Um EdgeCacheKeyset pode conter várias chaves para permitir que a chave
a rotação de chaves. São aceitas solicitações válidas assinadas com qualquer chave listada, e as chaves
são testadas em ordem. Para mais informações sobre rotação de chaves, consulte Alternar
secrets.
Quando signedRequestMode é definido como REQUIRE_SIGNATURES ou REQUIRE_TOKENS,
O Media CDN valida tanto as ocorrências quanto as ausências em cache. Isso inclui todos os
solicitações para a origem.
Este é um exemplo de configuração do Media CDN que aplica solicitações assinadas em um determinado PathMatcher (rota):
gcloud edge-cache services describe prod-media-serviceSaída:
...
routeAction:
cdnPolicy:
cacheMode: CACHE_ALL_STATIC
signedRequestMode: REQUIRE_SIGNATURES
signedRequestKeyset: prod-vod-keyset
Para informações sobre como criar tokens para solicitações assinadas, consulte Gerar tokens.
Para desativar a assinatura de solicitações, defina signedRequestMode como DISABLED
e exclua a referência ao signedRequestKeyset.

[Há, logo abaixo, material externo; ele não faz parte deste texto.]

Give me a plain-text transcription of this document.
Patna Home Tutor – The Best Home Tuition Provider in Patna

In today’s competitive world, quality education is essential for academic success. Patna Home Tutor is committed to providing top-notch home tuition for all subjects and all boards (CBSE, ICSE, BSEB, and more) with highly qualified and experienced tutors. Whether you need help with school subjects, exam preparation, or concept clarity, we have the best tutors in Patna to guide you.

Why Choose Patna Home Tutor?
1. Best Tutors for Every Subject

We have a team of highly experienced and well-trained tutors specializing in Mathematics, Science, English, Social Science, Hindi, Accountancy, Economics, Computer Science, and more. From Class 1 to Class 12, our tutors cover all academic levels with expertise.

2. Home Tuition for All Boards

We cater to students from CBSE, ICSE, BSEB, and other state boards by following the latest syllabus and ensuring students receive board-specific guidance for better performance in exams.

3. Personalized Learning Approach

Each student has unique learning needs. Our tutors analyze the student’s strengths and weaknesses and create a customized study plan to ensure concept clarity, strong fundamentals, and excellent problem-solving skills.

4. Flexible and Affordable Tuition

Validar solicitações na origem
Quando uma rota é configurada com um modo de assinatura de REQUIRE_SIGNATURES,
O Media CDN valida se cada solicitação correspondente tem um
assinatura. Nesse caso, a ausência de uma assinatura é tratada como inválida.

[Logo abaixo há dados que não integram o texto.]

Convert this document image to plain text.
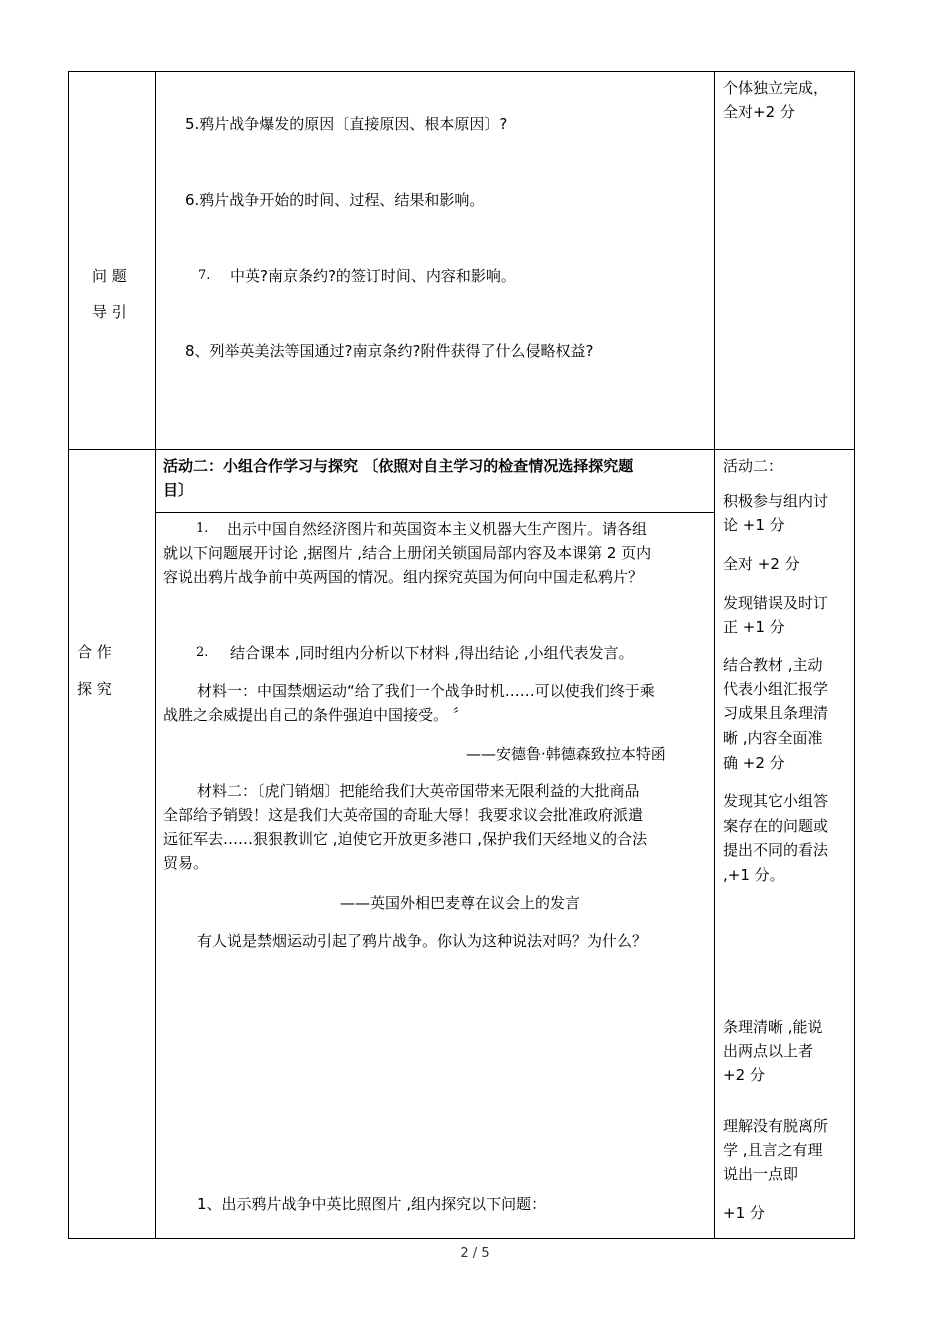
问 题
导 引
合 作
探 究
5.鸦片战争爆发的原因〔直接原因、根本原因〕?
6.鸦片战争开始的时间、过程、结果和影响。
7. 中英?南京条约?的签订时间、内容和影响。
8、列举英美法等国通过?南京条约?附件获得了什么侵略权益?
个体独立完成，
全对+2 分
活动二：小组合作学习与探究 〔依照对自主学习的检查情况选择探究题
目〕
1. 出示中国自然经济图片和英国资本主义机器大生产图片。请各组
就以下问题展开讨论 ,据图片 ,结合上册闭关锁国局部内容及本课第 2 页内
容说出鸦片战争前中英两国的情况。组内探究英国为何向中国走私鸦片？
2. 结合课本 ,同时组内分析以下材料 ,得出结论 ,小组代表发言。
材料一：中国禁烟运动“给了我们一个战争时机……可以使我们终于乘
战胜之余威提出自己的条件强迫中国接受。 〞
——安德鲁·韩德森致拉本特函
材料二：〔虎门销烟〕把能给我们大英帝国带来无限利益的大批商品
全部给予销毁！这是我们大英帝国的奇耻大辱！我要求议会批准政府派遣
远征军去……狠狠教训它 ,迫使它开放更多港口 ,保护我们天经地义的合法
贸易。
——英国外相巴麦尊在议会上的发言
有人说是禁烟运动引起了鸦片战争。你认为这种说法对吗？为什么？
1、出示鸦片战争中英比照图片 ,组内探究以下问题：
活动二：
积极参与组内讨
论 +1 分
全对 +2 分
发现错误及时订
正 +1 分
结合教材 ,主动
代表小组汇报学
习成果且条理清
晰 ,内容全面准
确 +2 分
发现其它小组答
案存在的问题或
提出不同的看法
,+1 分。
条理清晰 ,能说
出两点以上者
+2 分
理解没有脱离所
学 ,且言之有理
说出一点即
+1 分
2 / 5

rotas de prioridade mais alta.
Para evitar casos em que a assinatura está configurada incorretamente e em que um usuário tentar acessar sua origem diretamente, recomendamos confirmar que as solicitações também estão assinadas na origem. Uma defesa em profundidade abordagem de proteção de conteúdo ajuda a evitar acessos e downloads não autorizados do seu conteúdo licenciado e pago.
Para métodos de assinatura com base em URL, em que a assinatura faz parte da consulta
ou incorporados como um componente de caminho do URL, a assinatura e os
são removidos do URL antes que a solicitação seja enviada ao
origem. Isso evita que a assinatura cause problemas de roteamento quando o
origem está processando a solicitação. Para validar essas solicitações, inspecione o
Cabeçalho da solicitação x-client-request-url, que inclui o cabeçalho original (assinado)
URL de solicitação do cliente antes da remoção dos componentes assinados.
Para validar solicitações na origem, use o mesmo código de validação como parte do os endpoints de assinatura de solicitações, o que também ajuda a reduzir a incompatibilidade de chaves e devido à rotação de chaves.
Alternar chaves
Como prática recomendada, alterne ou atualize as chaves secretas usadas pelo Media CDN regularmente. Recomendamos fazer a rotação das chaves a cada 30 a 60 dias, mas isso não é obrigatório.
A seguir
Para ler mais sobre como ativar e acessar o Media CDN registros, incluindo como filtrar e consultar seus registros, consulte Geração de registros.
Para configurar o Media CDN e um um bucket particular do Cloud Storage, consulte Conectividade e proteção de origem.